Abstract
We present a case of hepatic pregnancy and discuss expectant management, use of newer imaging techniques and approaches to management, such as leaving the placenta in situ, the use of magnetic resonance imaging and sonography in the follow-up of placental involution. This case report illustrates that conservative management is feasible.
Case history
An 18-year-old woman presented with 19 weeks of amenorrhoea and a palpable mass in the right hyperchondrial region. Ultrasound demonstrated an extra-uterine pregnancy (EUP) with the placenta attached to the under-surface of the liver. Magnetic resonance imaging (MRI) confirmed the findings (Figure 1). The patient was managed as an inpatient and delivered at 34 weeks' gestation because fetal viability had been achieved and an ultrasound demonstrated reduced liquor.
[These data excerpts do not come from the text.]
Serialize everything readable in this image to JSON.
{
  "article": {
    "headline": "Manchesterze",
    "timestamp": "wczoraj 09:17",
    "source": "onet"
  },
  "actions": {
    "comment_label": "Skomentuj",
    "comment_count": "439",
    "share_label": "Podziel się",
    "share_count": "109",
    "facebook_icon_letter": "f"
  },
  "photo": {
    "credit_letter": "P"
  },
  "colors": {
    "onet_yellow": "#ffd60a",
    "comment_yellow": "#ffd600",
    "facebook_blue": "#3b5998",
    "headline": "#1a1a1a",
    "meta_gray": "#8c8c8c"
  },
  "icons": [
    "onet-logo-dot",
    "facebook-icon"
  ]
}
Magnetic resonance imaging of extra-uterine pregnancy
A laparotomy was performed through a bilateral subcostal incision which met in the midline (rooftop incision). The placenta was found to be attached to the under-surface of the right lobe of the liver encroaching on the porta hepatis. Following the dissection of the bowel off the placental membranes, the amniotic cavity was entered through an avascular area and a healthy 1800 g baby was delivered. No attempt was made to remove the placenta, and bleeding from the membrane edges was controlled by interlocking sutures and the use of gauze packs, which were left in situ and removed after 48 h.
The postpartum period was uneventful and follow-up included ultrasound examinations to evaluate reduction in placenta size. MRI performed 14 months later revealed minimal residual placental tissue.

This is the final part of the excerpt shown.